というのも、応仁の乱以来、最強の軍として中央政界も左右した美濃斎藤氏の軍を柿帷衆(かきかたびらしゅう)といったそうです。多くの合戦で勝利したのですが、斎藤氏の軍が金剛寺の陣より観音寺へ退去の途中包囲され、一族家臣ともに自害したのです。(後法興院記)つまり、斎藤一族の主力の家臣は残らず自害、討ち死にしたのです。

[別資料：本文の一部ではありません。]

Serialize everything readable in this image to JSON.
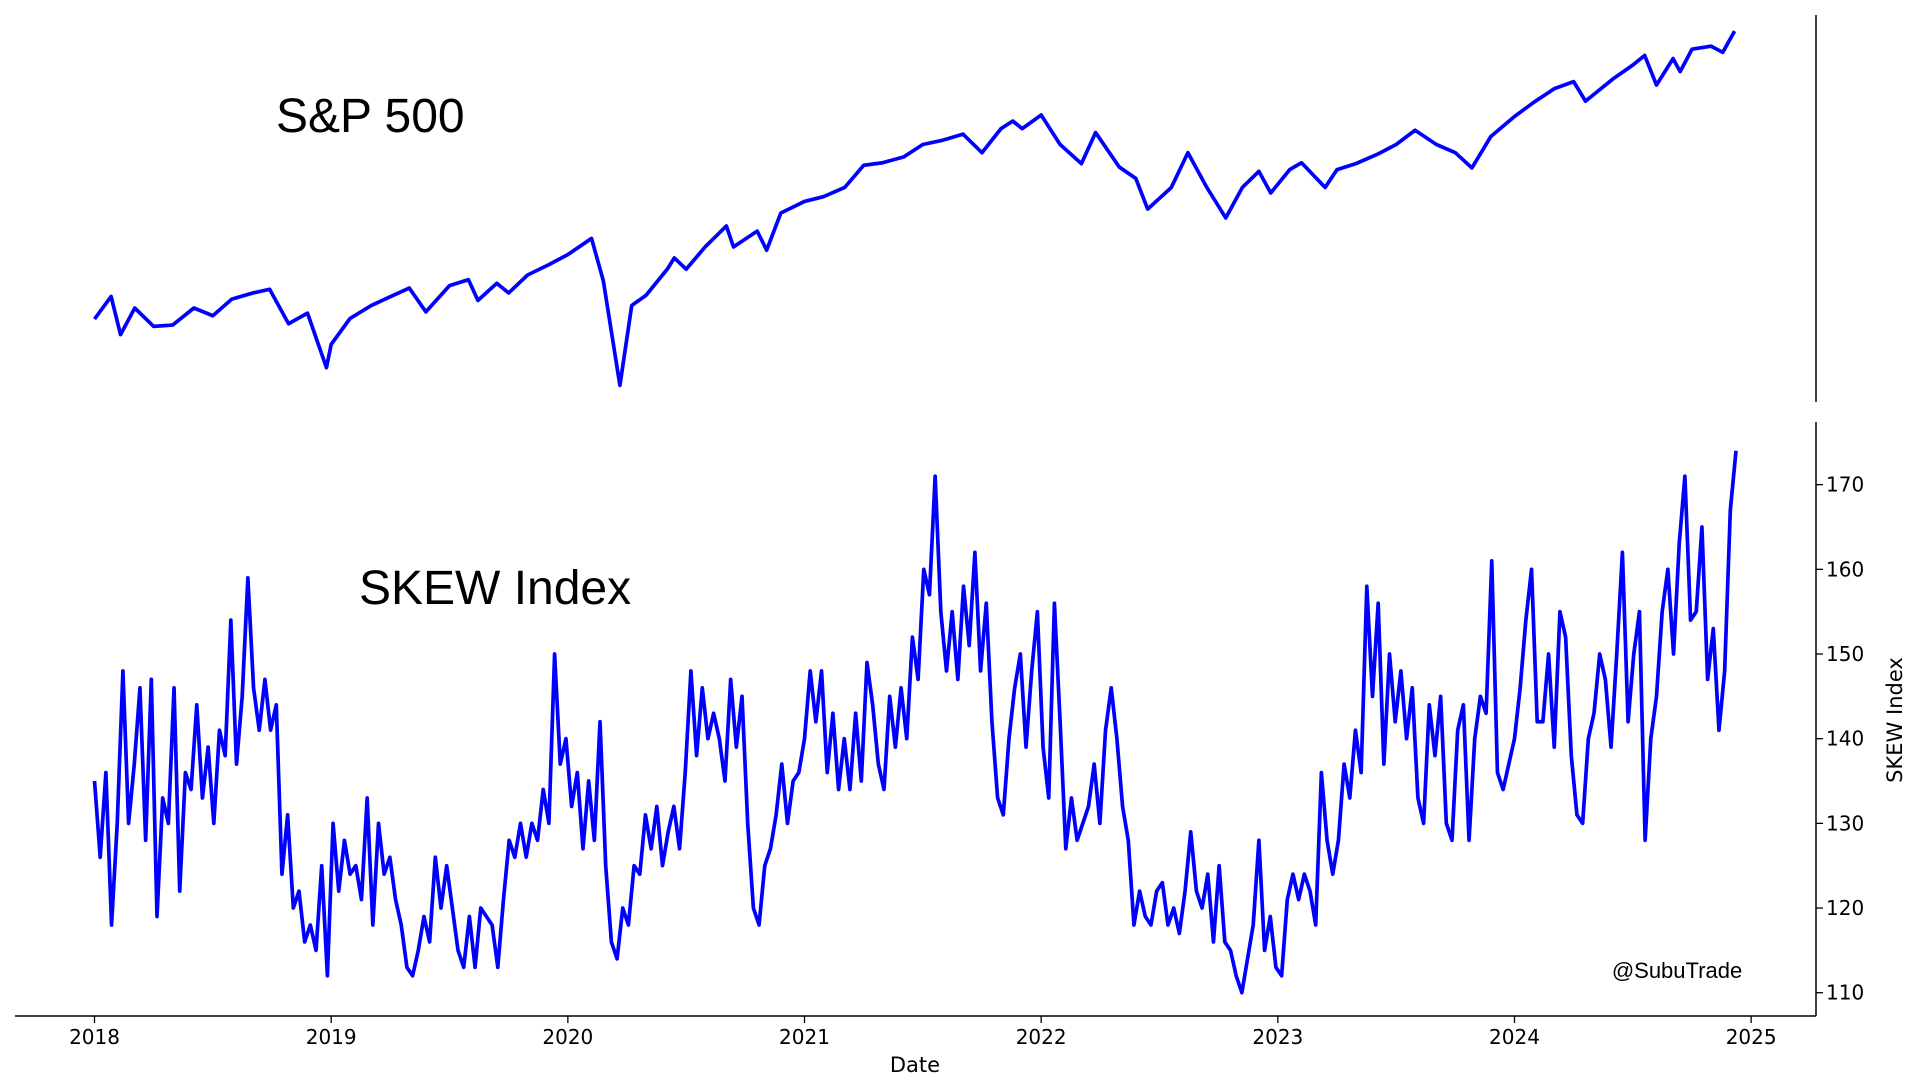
{
  "chart_data": [
    {
      "type": "line",
      "title": "S&P 500",
      "log_scale": true,
      "color": "#0000ff",
      "xlim": [
        2017.664,
        2025.274
      ],
      "ylim": [
        2135,
        6330
      ],
      "x": [
        2018.0,
        2018.07,
        2018.11,
        2018.17,
        2018.25,
        2018.33,
        2018.42,
        2018.5,
        2018.58,
        2018.67,
        2018.74,
        2018.82,
        2018.9,
        2018.98,
        2019.0,
        2019.08,
        2019.17,
        2019.25,
        2019.33,
        2019.4,
        2019.5,
        2019.58,
        2019.62,
        2019.7,
        2019.75,
        2019.83,
        2019.92,
        2020.0,
        2020.1,
        2020.15,
        2020.22,
        2020.27,
        2020.33,
        2020.42,
        2020.45,
        2020.5,
        2020.58,
        2020.67,
        2020.7,
        2020.8,
        2020.84,
        2020.9,
        2021.0,
        2021.08,
        2021.17,
        2021.25,
        2021.33,
        2021.42,
        2021.5,
        2021.58,
        2021.67,
        2021.75,
        2021.83,
        2021.88,
        2021.92,
        2022.0,
        2022.08,
        2022.17,
        2022.23,
        2022.33,
        2022.4,
        2022.45,
        2022.55,
        2022.62,
        2022.7,
        2022.78,
        2022.85,
        2022.92,
        2022.97,
        2023.05,
        2023.1,
        2023.2,
        2023.25,
        2023.33,
        2023.42,
        2023.5,
        2023.58,
        2023.67,
        2023.75,
        2023.82,
        2023.9,
        2024.0,
        2024.08,
        2024.17,
        2024.25,
        2024.3,
        2024.42,
        2024.5,
        2024.55,
        2024.6,
        2024.67,
        2024.7,
        2024.75,
        2024.83,
        2024.88,
        2024.93
      ],
      "values": [
        2695,
        2872,
        2580,
        2780,
        2640,
        2650,
        2780,
        2720,
        2850,
        2900,
        2930,
        2660,
        2740,
        2351,
        2510,
        2700,
        2800,
        2870,
        2940,
        2750,
        2960,
        3010,
        2840,
        2980,
        2900,
        3050,
        3140,
        3230,
        3380,
        3000,
        2237,
        2800,
        2880,
        3100,
        3200,
        3100,
        3300,
        3500,
        3300,
        3450,
        3270,
        3630,
        3750,
        3800,
        3900,
        4150,
        4180,
        4250,
        4400,
        4450,
        4530,
        4300,
        4600,
        4700,
        4600,
        4780,
        4400,
        4170,
        4550,
        4130,
        4000,
        3670,
        3900,
        4300,
        3900,
        3580,
        3900,
        4080,
        3840,
        4100,
        4180,
        3900,
        4100,
        4170,
        4280,
        4400,
        4580,
        4400,
        4300,
        4120,
        4500,
        4760,
        4950,
        5150,
        5250,
        4970,
        5300,
        5500,
        5650,
        5200,
        5600,
        5400,
        5750,
        5800,
        5700,
        6050
      ]
    },
    {
      "type": "line",
      "title": "SKEW Index",
      "xlabel": "Date",
      "ylabel": "SKEW Index",
      "annotation": "@SubuTrade",
      "color": "#0000ff",
      "xlim": [
        2017.664,
        2025.274
      ],
      "xticks": [
        2018,
        2019,
        2020,
        2021,
        2022,
        2023,
        2024,
        2025
      ],
      "ylim": [
        107.25,
        177.4
      ],
      "yticks": [
        110,
        120,
        130,
        140,
        150,
        160,
        170
      ],
      "x": [
        2018.0,
        2018.024,
        2018.048,
        2018.072,
        2018.096,
        2018.12,
        2018.144,
        2018.168,
        2018.192,
        2018.216,
        2018.24,
        2018.264,
        2018.288,
        2018.312,
        2018.336,
        2018.36,
        2018.384,
        2018.408,
        2018.432,
        2018.456,
        2018.48,
        2018.504,
        2018.528,
        2018.552,
        2018.576,
        2018.6,
        2018.624,
        2018.648,
        2018.672,
        2018.696,
        2018.72,
        2018.744,
        2018.768,
        2018.792,
        2018.816,
        2018.84,
        2018.864,
        2018.888,
        2018.912,
        2018.936,
        2018.96,
        2018.984,
        2019.008,
        2019.032,
        2019.056,
        2019.08,
        2019.104,
        2019.128,
        2019.152,
        2019.176,
        2019.2,
        2019.224,
        2019.248,
        2019.272,
        2019.296,
        2019.32,
        2019.344,
        2019.368,
        2019.392,
        2019.416,
        2019.44,
        2019.464,
        2019.488,
        2019.512,
        2019.536,
        2019.56,
        2019.584,
        2019.608,
        2019.632,
        2019.656,
        2019.68,
        2019.704,
        2019.728,
        2019.752,
        2019.776,
        2019.8,
        2019.824,
        2019.848,
        2019.872,
        2019.896,
        2019.92,
        2019.944,
        2019.968,
        2019.992,
        2020.016,
        2020.04,
        2020.064,
        2020.088,
        2020.112,
        2020.136,
        2020.16,
        2020.184,
        2020.208,
        2020.232,
        2020.256,
        2020.28,
        2020.304,
        2020.328,
        2020.352,
        2020.376,
        2020.4,
        2020.424,
        2020.448,
        2020.472,
        2020.496,
        2020.52,
        2020.544,
        2020.568,
        2020.592,
        2020.616,
        2020.64,
        2020.664,
        2020.688,
        2020.712,
        2020.736,
        2020.76,
        2020.784,
        2020.808,
        2020.832,
        2020.856,
        2020.88,
        2020.904,
        2020.928,
        2020.952,
        2020.976,
        2021.0,
        2021.024,
        2021.048,
        2021.072,
        2021.096,
        2021.12,
        2021.144,
        2021.168,
        2021.192,
        2021.216,
        2021.24,
        2021.264,
        2021.288,
        2021.312,
        2021.336,
        2021.36,
        2021.384,
        2021.408,
        2021.432,
        2021.456,
        2021.48,
        2021.504,
        2021.528,
        2021.552,
        2021.576,
        2021.6,
        2021.624,
        2021.648,
        2021.672,
        2021.696,
        2021.72,
        2021.744,
        2021.768,
        2021.792,
        2021.816,
        2021.84,
        2021.864,
        2021.888,
        2021.912,
        2021.936,
        2021.96,
        2021.984,
        2022.008,
        2022.032,
        2022.056,
        2022.08,
        2022.104,
        2022.128,
        2022.152,
        2022.176,
        2022.2,
        2022.224,
        2022.248,
        2022.272,
        2022.296,
        2022.32,
        2022.344,
        2022.368,
        2022.392,
        2022.416,
        2022.44,
        2022.464,
        2022.488,
        2022.512,
        2022.536,
        2022.56,
        2022.584,
        2022.608,
        2022.632,
        2022.656,
        2022.68,
        2022.704,
        2022.728,
        2022.752,
        2022.776,
        2022.8,
        2022.824,
        2022.848,
        2022.872,
        2022.896,
        2022.92,
        2022.944,
        2022.968,
        2022.992,
        2023.016,
        2023.04,
        2023.064,
        2023.088,
        2023.112,
        2023.136,
        2023.16,
        2023.184,
        2023.208,
        2023.232,
        2023.256,
        2023.28,
        2023.304,
        2023.328,
        2023.352,
        2023.376,
        2023.4,
        2023.424,
        2023.448,
        2023.472,
        2023.496,
        2023.52,
        2023.544,
        2023.568,
        2023.592,
        2023.616,
        2023.64,
        2023.664,
        2023.688,
        2023.712,
        2023.736,
        2023.76,
        2023.784,
        2023.808,
        2023.832,
        2023.856,
        2023.88,
        2023.904,
        2023.928,
        2023.952,
        2023.976,
        2024.0,
        2024.024,
        2024.048,
        2024.072,
        2024.096,
        2024.12,
        2024.144,
        2024.168,
        2024.192,
        2024.216,
        2024.24,
        2024.264,
        2024.288,
        2024.312,
        2024.336,
        2024.36,
        2024.384,
        2024.408,
        2024.432,
        2024.456,
        2024.48,
        2024.504,
        2024.528,
        2024.552,
        2024.576,
        2024.6,
        2024.624,
        2024.648,
        2024.672,
        2024.696,
        2024.72,
        2024.744,
        2024.768,
        2024.792,
        2024.816,
        2024.84,
        2024.864,
        2024.888,
        2024.912,
        2024.936
      ],
      "values": [
        135,
        126,
        136,
        118,
        130,
        148,
        130,
        137,
        146,
        128,
        147,
        119,
        133,
        130,
        146,
        122,
        136,
        134,
        144,
        133,
        139,
        130,
        141,
        138,
        154,
        137,
        145,
        159,
        146,
        141,
        147,
        141,
        144,
        124,
        131,
        120,
        122,
        116,
        118,
        115,
        125,
        112,
        130,
        122,
        128,
        124,
        125,
        121,
        133,
        118,
        130,
        124,
        126,
        121,
        118,
        113,
        112,
        115,
        119,
        116,
        126,
        120,
        125,
        120,
        115,
        113,
        119,
        113,
        120,
        119,
        118,
        113,
        121,
        128,
        126,
        130,
        126,
        130,
        128,
        134,
        130,
        150,
        137,
        140,
        132,
        136,
        127,
        135,
        128,
        142,
        125,
        116,
        114,
        120,
        118,
        125,
        124,
        131,
        127,
        132,
        125,
        129,
        132,
        127,
        136,
        148,
        138,
        146,
        140,
        143,
        140,
        135,
        147,
        139,
        145,
        130,
        120,
        118,
        125,
        127,
        131,
        137,
        130,
        135,
        136,
        140,
        148,
        142,
        148,
        136,
        143,
        134,
        140,
        134,
        143,
        135,
        149,
        144,
        137,
        134,
        145,
        139,
        146,
        140,
        152,
        147,
        160,
        157,
        171,
        155,
        148,
        155,
        147,
        158,
        151,
        162,
        148,
        156,
        142,
        133,
        131,
        140,
        146,
        150,
        139,
        148,
        155,
        139,
        133,
        156,
        142,
        127,
        133,
        128,
        130,
        132,
        137,
        130,
        141,
        146,
        140,
        132,
        128,
        118,
        122,
        119,
        118,
        122,
        123,
        118,
        120,
        117,
        122,
        129,
        122,
        120,
        124,
        116,
        125,
        116,
        115,
        112,
        110,
        114,
        118,
        128,
        115,
        119,
        113,
        112,
        121,
        124,
        121,
        124,
        122,
        118,
        136,
        128,
        124,
        128,
        137,
        133,
        141,
        136,
        158,
        145,
        156,
        137,
        150,
        142,
        148,
        140,
        146,
        133,
        130,
        144,
        138,
        145,
        130,
        128,
        141,
        144,
        128,
        140,
        145,
        143,
        161,
        136,
        134,
        137,
        140,
        146,
        154,
        160,
        142,
        142,
        150,
        139,
        155,
        152,
        138,
        131,
        130,
        140,
        143,
        150,
        147,
        139,
        150,
        162,
        142,
        150,
        155,
        128,
        140,
        145,
        155,
        160,
        150,
        163,
        171,
        154,
        155,
        165,
        147,
        153,
        141,
        148,
        167,
        174
      ]
    }
  ]
}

このような死んだ者が多かったため、斎藤一族の中での「定近」の妻となる人物は限られていたのです。このような婚姻の流れがあったようです。ともかく「定近」一族が夜中に、大畑村を後にして、「利貞尼」のいる武儀群に向かったのです。この利貞尼が祖母にあたるのです。もちろん、武家より身分が高い公家に当たるのです。利貞尼は公爵関白一条兼良の娘なのです。応仁の乱より、兼良一族は、斎藤一族に身を寄せていたというのです。そして斎藤利国のところに嫁ぎ明応四年(1495年)夫の利国が江州(滋賀県)で討ち死にしたので、尼になっていたというのです。
その祖母利貞尼が、定近に「定近殿、私は夫利国・息子利親を失いました。あなた様も娘の巳弘も長らえてくだされ。微力ではごさいましが、あなた様のお家再興をお助けいたします」という言葉をかけ、陰ひなたに助けたというのです。戦国産生を生きてきた女性の助けは重みがあったのです。このような祖母の援助があって大畑村を後にして、新天地を求めたのでした。
そして、祖母の助言は「定近殿、武士は戦ばかりでは駄目です。学問も大事です。頭を鍛えていけば正しい判断力を養う事ができます」と助言をしたというのです。このような女性の共助があったからこそ、領地を退いて新天地を求めることができたのであり、大きな決断もできたのです。定近一族は、斎藤利国様に家名の再興を近い、利貞尼の元気な身体と我が一族の行く末を見守ってくださいと手を合わせて、不破郡垂井の長屋影教の元に向かったというのです。